Cllr Sarah Warren (Lib Dem, Bathavon North), Cabinet Member for the Climate Emergency was a guest speaker at a key planning committee meeting held last night at Weston-super-Mare to decide whether to go ahead with the proposals to expand Bristol Airport. North Somerset Council ultimately rejected the plans in an 18-7 decision.
Cllr Warren has been a vocal critic of the plan to increase Bristol Airport's capacity, arguing that it is wholly incompatible with the ongoing climate emergency. Indeed, the aviation industry is the fastest-growing contributor to rising global carbon emissions. It was announced last June that Cllr Warren and fellow Cabinet Member for Housing, Planning and Economic Development, Cllr Tim Ball would visit their counterparts on North Somerset Council to express their concerns over the airport's proposals.
Liberal Democrats in B&NES have long been cautious of the adverse effects that Bristol Airport expansion would have on our communities in North East Somerset, with increased car traffic expected through villages on the way to the airport causing greater congestion and higher levels of dangerous air pollution. This goes against our long-term ambition to reduce traffic in residential areas and build infrastructure for more environmentally sustainable forms of travel.
Cllr Warren was invited to attend North Somerset's planning committee meeting last night to make the case against expanding Bristol Airport. This was her speech in full:
In March 2019, B&NES Council voted to declare a climate emergency by an overwhelming, cross-party majority, aiming for carbon neutrality as a district by 2030, and explicitly opposing expansion of Bristol Airport. North Somerset declared an emergency the month before us, last February, that summery month of T-shirts, record ice cream sales, and fires on Saddleworth Moor.
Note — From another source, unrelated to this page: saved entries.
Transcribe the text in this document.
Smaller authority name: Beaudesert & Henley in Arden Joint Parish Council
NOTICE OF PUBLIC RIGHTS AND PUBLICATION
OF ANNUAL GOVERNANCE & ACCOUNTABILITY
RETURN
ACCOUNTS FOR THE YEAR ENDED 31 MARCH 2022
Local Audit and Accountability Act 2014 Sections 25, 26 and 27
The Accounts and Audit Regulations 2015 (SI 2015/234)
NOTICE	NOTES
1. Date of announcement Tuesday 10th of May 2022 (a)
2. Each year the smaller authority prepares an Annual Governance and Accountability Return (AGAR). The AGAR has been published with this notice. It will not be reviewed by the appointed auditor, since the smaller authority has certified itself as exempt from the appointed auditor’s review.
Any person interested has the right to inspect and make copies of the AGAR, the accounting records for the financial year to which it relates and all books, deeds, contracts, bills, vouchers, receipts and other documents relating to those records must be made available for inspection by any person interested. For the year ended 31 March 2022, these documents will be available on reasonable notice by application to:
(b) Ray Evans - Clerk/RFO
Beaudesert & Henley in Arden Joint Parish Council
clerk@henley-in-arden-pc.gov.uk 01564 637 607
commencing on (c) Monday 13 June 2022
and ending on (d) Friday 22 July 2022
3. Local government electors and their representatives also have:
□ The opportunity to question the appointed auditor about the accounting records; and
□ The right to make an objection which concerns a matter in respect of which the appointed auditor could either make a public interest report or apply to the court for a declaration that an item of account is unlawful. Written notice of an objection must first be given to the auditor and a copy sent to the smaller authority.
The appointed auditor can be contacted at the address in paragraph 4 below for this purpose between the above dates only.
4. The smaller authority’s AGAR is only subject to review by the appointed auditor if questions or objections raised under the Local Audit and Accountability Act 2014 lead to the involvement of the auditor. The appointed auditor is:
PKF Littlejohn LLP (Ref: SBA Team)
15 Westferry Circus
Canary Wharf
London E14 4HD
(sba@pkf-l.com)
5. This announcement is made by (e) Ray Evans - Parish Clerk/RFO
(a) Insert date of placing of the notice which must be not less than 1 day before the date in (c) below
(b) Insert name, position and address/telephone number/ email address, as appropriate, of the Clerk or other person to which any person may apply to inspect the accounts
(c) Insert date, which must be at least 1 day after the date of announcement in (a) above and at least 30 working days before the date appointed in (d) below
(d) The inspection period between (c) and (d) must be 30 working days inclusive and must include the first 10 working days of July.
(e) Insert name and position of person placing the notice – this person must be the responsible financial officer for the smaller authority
Others will explain the reasons why the airport’s pretensions to carbon neutrality are greenwash, but as Cabinet Member for Climate Emergency, I have to emphasise that expansion of an airport is incompatible with a declaration of climate or ecological emergency. If this expansion goes ahead, it renders everything that North Somerset does to reduce its emissions redundant. Every ton of carbon saved, is simply taken up by the airport.
I have been asked to talk about the impact of traffic on the villages of Bath and North East Somerset. Bristol is the largest UK airport without rail or light rail. Its mode share of public transport is a measly 13% and falling, the lowest of all UK airports of similar or larger size. Most employees travel by car, as there are few towns nearby. Most passengers travel by car or taxi. The near total absence of public transport across the Chew Valley from the south and east means that the communities of Chew Magna, Pensford, Chelwood, Chew Stoke, as well as Whitchurch Village, and the North Somerset villages of Wraxall and Failand, are all blighted by airport traffic, shining headlights into bedrooms at all times of the night, and making children’s journeys to school dangerous.
The additional 4850 parking spaces are the key economic driver of this application, meaning uncontrolled growth in traffic, with corresponding impact on a highway network already at capacity. The provision of these spaces will, of course, undermine any public transport improvements that may be planned.
An airport bus route passes through Newbridge, Bath, Corston, and Keynsham, and locals have to contend with cars abandoned for weeks at a time by holiday-makers. In Chew Valley villages, closer to the airport, the exorbitant charges for pick up and drop off at the airport mean cars wait with idling engines for news of loved-ones’ arrival.
Night flights will increase, so villagers of Pensford, Corston, Queen Charlton, Chewton Keynsham, Compton Dando, Burnett – and even residents of Bath, Radstock, Wellow and Keynsham - will not sleep easy, increasingly disturbed by noise from flight paths bringing planes low over B&NES.
Haven’t the Bristol Airport, or their owners, the Ontario Teachers’ Pension fund, heard? There is a climate emergency! This proposal is Business As Usual with a capital B. There can be no more business as usual. I appeal to you, councillors, follow the lead of your colleagues in Uttlesford last month, and take the right decision. Reject this application, which is incompatible with a declaration of climate emergency.
What happens next?
Even though Councillors on North Somerset Council have rejected the proposals to expand Bristol Airport, the government could still reverse their decision on appeal. Liberal Democrats in Bath and North East Somerset feel strongly that the government should respect the decision taken locally and go further in supporting our party's policy, announced by Bath MP Wera Hobhouse, for a moratorium on all airport expansion until viable technologies are made available for low carbon, cost effective air travel.